Brand fans and investors alike may not be particularly heartened by the latest news concerning Krispy Kreme, with the doughnut and confection chain reporting largely disappointing fourth-quarter results and a “weak” outlook, according to MarketWatch.

Revenue dipped to $404 million set against $450.9 million in the same quarter a year prior (a tumble of 10.4%), a figure which also missed the FactSet consensus estimate of $414 million.

As TipRanks reported, Krispy Kreme also fell short of analyst projections on two other fronts: net revenue and adjusted earnings. The company anticipates full-year fiscal net revenue between $1.55 billion and $1.65 billion for 2025, below expectations of $1.76 billion, and adjusted earnings are forecast to be between $180 million to $200 million, missing the projected marker of about $230 million.
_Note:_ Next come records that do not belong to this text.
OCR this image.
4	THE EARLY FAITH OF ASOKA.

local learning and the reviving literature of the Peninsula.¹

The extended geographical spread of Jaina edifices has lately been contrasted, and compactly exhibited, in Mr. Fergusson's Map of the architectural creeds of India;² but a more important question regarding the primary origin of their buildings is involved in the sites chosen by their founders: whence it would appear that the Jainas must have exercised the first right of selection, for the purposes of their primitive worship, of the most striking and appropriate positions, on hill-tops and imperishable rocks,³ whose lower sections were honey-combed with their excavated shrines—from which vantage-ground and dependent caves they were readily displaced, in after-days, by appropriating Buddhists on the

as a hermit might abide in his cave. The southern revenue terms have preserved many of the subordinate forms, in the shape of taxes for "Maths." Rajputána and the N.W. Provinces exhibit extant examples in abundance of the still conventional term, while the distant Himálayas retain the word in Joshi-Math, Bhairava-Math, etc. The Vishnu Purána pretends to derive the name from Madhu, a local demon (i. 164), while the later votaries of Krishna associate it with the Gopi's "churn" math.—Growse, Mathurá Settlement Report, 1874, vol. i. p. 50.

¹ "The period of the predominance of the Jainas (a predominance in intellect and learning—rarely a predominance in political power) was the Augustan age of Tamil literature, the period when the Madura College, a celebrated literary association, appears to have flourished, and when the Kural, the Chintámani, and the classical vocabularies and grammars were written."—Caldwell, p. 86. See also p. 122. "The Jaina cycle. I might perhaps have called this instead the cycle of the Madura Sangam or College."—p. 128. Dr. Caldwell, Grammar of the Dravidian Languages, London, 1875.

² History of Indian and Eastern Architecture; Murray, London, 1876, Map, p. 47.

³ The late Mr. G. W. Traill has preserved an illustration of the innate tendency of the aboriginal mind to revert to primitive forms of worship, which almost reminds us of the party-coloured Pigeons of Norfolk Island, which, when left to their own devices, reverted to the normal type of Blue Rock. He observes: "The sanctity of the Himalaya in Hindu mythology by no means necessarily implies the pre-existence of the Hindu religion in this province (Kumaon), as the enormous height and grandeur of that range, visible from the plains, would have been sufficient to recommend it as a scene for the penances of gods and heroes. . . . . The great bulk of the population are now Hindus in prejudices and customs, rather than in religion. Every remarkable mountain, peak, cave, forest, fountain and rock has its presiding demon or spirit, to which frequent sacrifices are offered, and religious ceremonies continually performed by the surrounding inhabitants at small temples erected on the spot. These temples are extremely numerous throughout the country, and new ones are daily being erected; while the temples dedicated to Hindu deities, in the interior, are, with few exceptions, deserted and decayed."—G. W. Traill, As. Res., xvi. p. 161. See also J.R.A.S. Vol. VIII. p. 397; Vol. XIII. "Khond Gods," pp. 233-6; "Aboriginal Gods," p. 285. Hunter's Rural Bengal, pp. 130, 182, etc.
On the other hand, there was a silver lining attached to Krispy Kreme’s report.

Organic revenue for 2024 ticked upward by 5%, resting at $1.658 billion — even after having been negatively impacted by a significant cybersecurity breach occurring late last year. That breach was apparently responsible for a 70 basis point loss against said revenue, according to a Feb. 25 company press release.
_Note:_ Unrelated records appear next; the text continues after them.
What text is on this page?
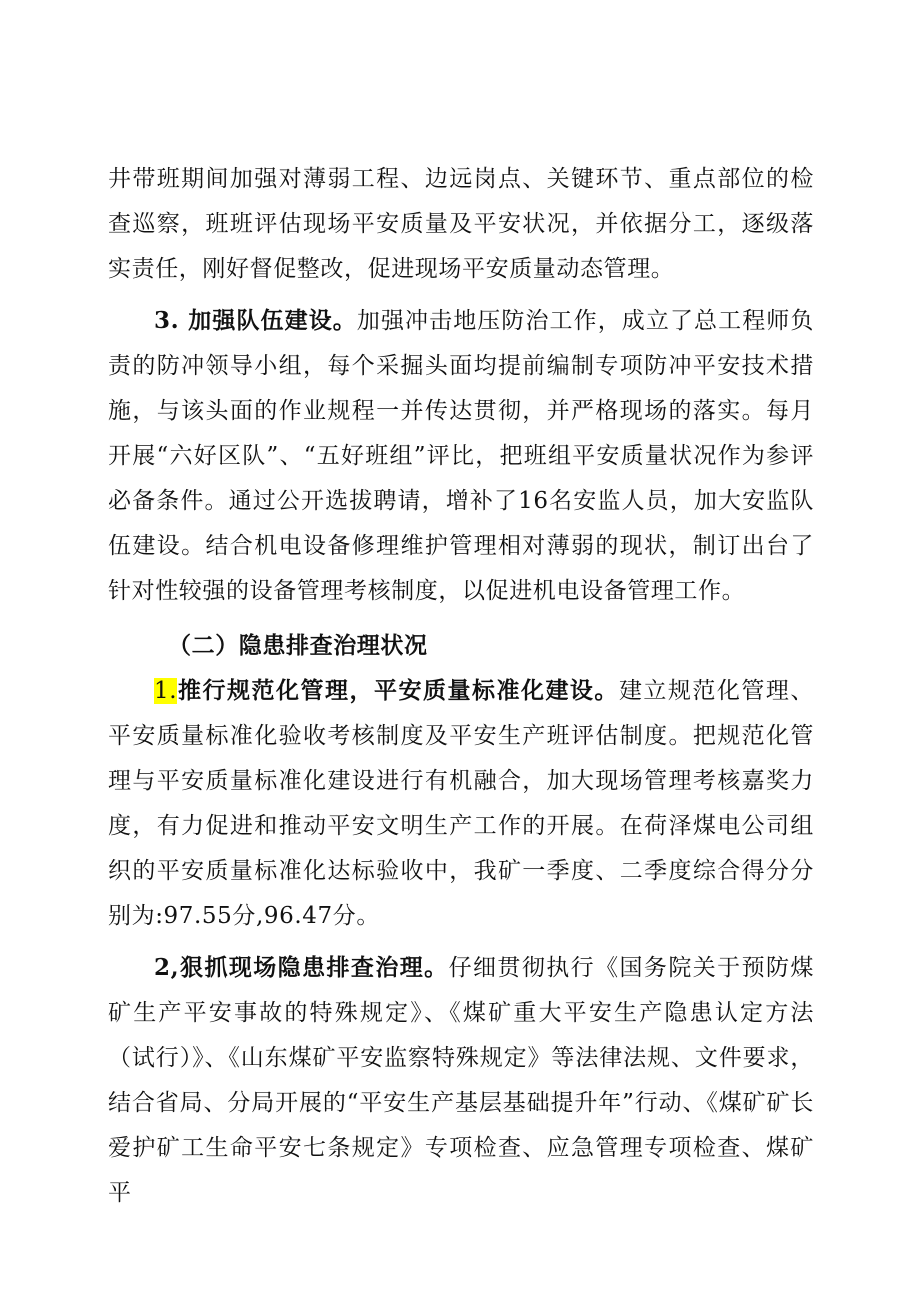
井带班期间加强对薄弱工程、边远岗点、关键环节、重点部位的检查巡察，班班评估现场平安质量及平安状况，并依据分工，逐级落实责任，刚好督促整改，促进现场平安质量动态管理。

3. 加强队伍建设。加强冲击地压防治工作，成立了总工程师负责的防冲领导小组，每个采掘头面均提前编制专项防冲平安技术措施，与该头面的作业规程一并传达贯彻，并严格现场的落实。每月开展“六好区队”、“五好班组”评比，把班组平安质量状况作为参评必备条件。通过公开选拔聘请，增补了16名安监人员，加大安监队伍建设。结合机电设备修理维护管理相对薄弱的现状，制订出台了针对性较强的设备管理考核制度，以促进机电设备管理工作。

（二）隐患排查治理状况

1.推行规范化管理，平安质量标准化建设。建立规范化管理、平安质量标准化验收考核制度及平安生产班评估制度。把规范化管理与平安质量标准化建设进行有机融合，加大现场管理考核嘉奖力度，有力促进和推动平安文明生产工作的开展。在荷泽煤电公司组织的平安质量标准化达标验收中，我矿一季度、二季度综合得分分别为:97.55分,96.47分。

2,狠抓现场隐患排查治理。仔细贯彻执行《国务院关于预防煤矿生产平安事故的特殊规定》、《煤矿重大平安生产隐患认定方法（试行）》、《山东煤矿平安监察特殊规定》等法律法规、文件要求，结合省局、分局开展的“平安生产基层基础提升年”行动、《煤矿矿长爱护矿工生命平安七条规定》专项检查、应急管理专项检查、煤矿平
“We delivered an 18th consecutive quarter of year-over-year organic sales growth. Excluding the estimated cybersecurity incident impact, results were largely in line with our expectations,” Krispy Kreme CEO Josh Charlesworth said in the press release.
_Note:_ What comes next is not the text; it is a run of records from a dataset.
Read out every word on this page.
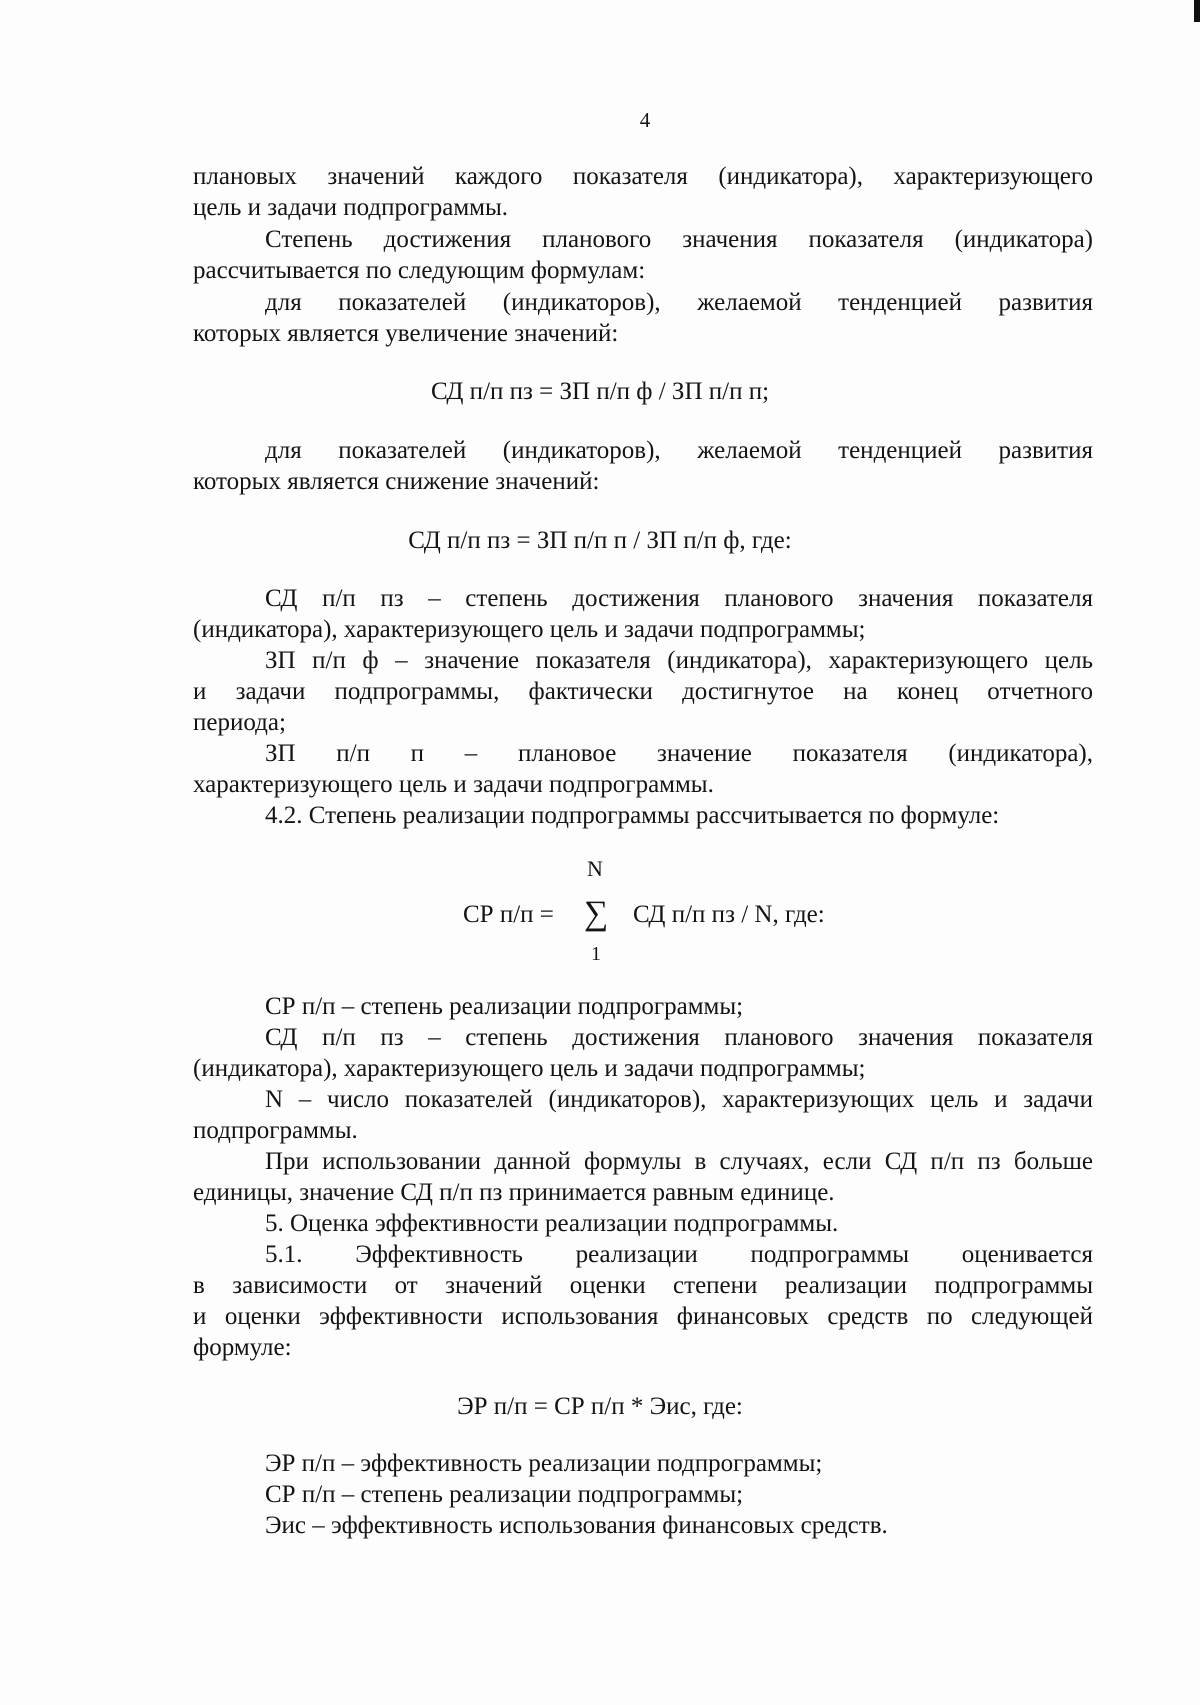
4
плановых значений каждого показателя (индикатора), характеризующего
цель и задачи подпрограммы.
Степень достижения планового значения показателя (индикатора)
рассчитывается по следующим формулам:
для показателей (индикаторов), желаемой тенденцией развития
которых является увеличение значений:
СД п/п пз = ЗП п/п ф / ЗП п/п п;
для показателей (индикаторов), желаемой тенденцией развития
которых является снижение значений:
СД п/п пз = ЗП п/п п / ЗП п/п ф, где:
СД п/п пз – степень достижения планового значения показателя
(индикатора), характеризующего цель и задачи подпрограммы;
ЗП п/п ф – значение показателя (индикатора), характеризующего цель
и задачи подпрограммы, фактически достигнутое на конец отчетного
периода;
ЗП п/п п – плановое значение показателя (индикатора),
характеризующего цель и задачи подпрограммы.
4.2. Степень реализации подпрограммы рассчитывается по формуле:
N
СР п/п = ∑ СД п/п пз / N, где:
1
СР п/п – степень реализации подпрограммы;
СД п/п пз – степень достижения планового значения показателя
(индикатора), характеризующего цель и задачи подпрограммы;
N – число показателей (индикаторов), характеризующих цель и задачи
подпрограммы.
При использовании данной формулы в случаях, если СД п/п пз больше
единицы, значение СД п/п пз принимается равным единице.
5. Оценка эффективности реализации подпрограммы.
5.1. Эффективность реализации подпрограммы оценивается
в зависимости от значений оценки степени реализации подпрограммы
и оценки эффективности использования финансовых средств по следующей
формуле:
ЭР п/п = СР п/п * Эис, где:
ЭР п/п – эффективность реализации подпрограммы;
СР п/п – степень реализации подпрограммы;
Эис – эффективность использования финансовых средств.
“Last quarter, we announced we were aligning our talent and capital to our business priorities, and we have taken significant action. We have restructured our management teams to maximize profitable U.S. expansion and capital-light international growth. We expect to soon award contracts to outsource U.S. logistics. Finally, we have begun a process to evaluate refranchising certain international markets. I believe these changes will drive capital efficient growth, as we continue our transformation into a bigger and better Krispy Kreme,” he added.

Krispy Kreme Stock Price Suffers Significant Blow

Despite Charlesworth’s optimism, investors appear to have been somewhat spooked by the reported results. In premarket trading on Feb. 25, Krispy Kreme stock tumbled by 18% — and as of 12:42 p.m. ET, shares slid by nearly 24%, priced at $6.96.

TipRanks suggested a Moderate Buy consensus rating, although it should be noted that this analysis was provided by just four analysts in aggregate.

The Motley Fool also seemed to advocate for caution, although it highlighted tailwinds such as Krispy Kreme’s new partnership with McDonald’s — more than 1,900 McDonald’s locations are receiving daily deliveries from the doughnut chain, a number expected to hit 6,000 restaurants as 2025 draws to a close — as well as its organic growth.